Saturday, April 18, 2009

This is the face I make when I am pretending to be a kitty

I have a small love affair with Brooklyn that I still haven't quite been able to get over. I got back from my week long trip about two or so weeks ago and I still dream of pizza wherever I go. I sort of equate Spring Break with the idea that I need to start over somehow. Reset. Clean out. Most other people equate it with getting trashed and being where the sun is always shining. This year, I really needed to purge myself of a few things (some vomit happened, but not related to alcohol, I'll spare you the details) and I can say that I feel a lot better now than before I left.

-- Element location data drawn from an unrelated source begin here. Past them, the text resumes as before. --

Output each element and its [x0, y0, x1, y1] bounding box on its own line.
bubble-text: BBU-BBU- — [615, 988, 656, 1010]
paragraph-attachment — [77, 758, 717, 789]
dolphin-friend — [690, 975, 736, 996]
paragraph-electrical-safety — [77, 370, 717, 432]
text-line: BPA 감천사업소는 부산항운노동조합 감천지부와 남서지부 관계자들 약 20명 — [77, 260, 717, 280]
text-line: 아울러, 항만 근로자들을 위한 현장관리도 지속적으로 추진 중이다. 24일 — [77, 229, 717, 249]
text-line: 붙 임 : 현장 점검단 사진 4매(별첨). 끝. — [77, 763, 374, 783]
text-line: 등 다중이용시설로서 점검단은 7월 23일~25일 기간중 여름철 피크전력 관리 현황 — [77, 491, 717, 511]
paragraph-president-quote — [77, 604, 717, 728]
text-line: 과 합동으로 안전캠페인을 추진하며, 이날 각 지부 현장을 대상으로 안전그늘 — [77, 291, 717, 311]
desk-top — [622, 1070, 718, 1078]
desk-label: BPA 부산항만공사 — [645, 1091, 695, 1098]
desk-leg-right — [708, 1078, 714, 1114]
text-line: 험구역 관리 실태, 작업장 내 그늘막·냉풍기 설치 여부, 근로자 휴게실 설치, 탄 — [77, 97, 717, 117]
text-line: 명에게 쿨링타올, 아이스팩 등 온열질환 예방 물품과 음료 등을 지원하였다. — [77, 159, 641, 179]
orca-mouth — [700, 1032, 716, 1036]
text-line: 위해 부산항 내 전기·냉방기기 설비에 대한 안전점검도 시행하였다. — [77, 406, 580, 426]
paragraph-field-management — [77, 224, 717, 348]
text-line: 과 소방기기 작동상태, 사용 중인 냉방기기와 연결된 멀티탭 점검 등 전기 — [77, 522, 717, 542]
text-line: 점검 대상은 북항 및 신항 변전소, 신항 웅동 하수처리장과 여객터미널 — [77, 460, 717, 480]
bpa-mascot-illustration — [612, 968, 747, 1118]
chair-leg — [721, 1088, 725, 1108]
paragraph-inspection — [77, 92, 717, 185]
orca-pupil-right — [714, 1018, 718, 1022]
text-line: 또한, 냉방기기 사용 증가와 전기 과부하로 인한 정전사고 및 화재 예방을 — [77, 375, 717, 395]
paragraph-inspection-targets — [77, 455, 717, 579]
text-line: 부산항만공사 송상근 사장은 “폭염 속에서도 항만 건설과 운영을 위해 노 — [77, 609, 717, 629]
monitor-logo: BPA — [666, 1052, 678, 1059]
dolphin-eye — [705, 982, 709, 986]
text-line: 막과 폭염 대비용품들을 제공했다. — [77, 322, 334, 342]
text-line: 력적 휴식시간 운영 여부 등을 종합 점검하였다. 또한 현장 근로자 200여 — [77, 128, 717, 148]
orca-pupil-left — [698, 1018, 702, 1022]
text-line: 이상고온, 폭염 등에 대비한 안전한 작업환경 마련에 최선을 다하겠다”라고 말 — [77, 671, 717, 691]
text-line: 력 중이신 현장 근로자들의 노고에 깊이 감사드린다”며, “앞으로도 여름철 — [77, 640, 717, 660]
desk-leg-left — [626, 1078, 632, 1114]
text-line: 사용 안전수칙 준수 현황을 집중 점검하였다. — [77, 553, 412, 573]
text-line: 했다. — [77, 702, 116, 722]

I spent time with a person in my life who I needed to be with. Some people are put on this Earth to love you unconditionally and she is one of those people. Its not quite the love that is obvious. Its something different, much more hidden. We don't have the kind of relationship where we need to gaze into each others eyes and say I love you. Oh no. We just have this incredible bond, like sisters, and being an only child, its a bond that I can't get enough of. To make matters AWESOME, our other sister joined us from across the country and I felt like the trio of BEST EVER AMAZING-NESS was completed and my reset button went haywire. In a good way. When I stop to think about all the problems and issues present in my life. I have to shake my head and laugh. I have some of the best friends anyone could ask for. Friends who, despite my faults and awkward moments, love me for who I am and continually remind me why.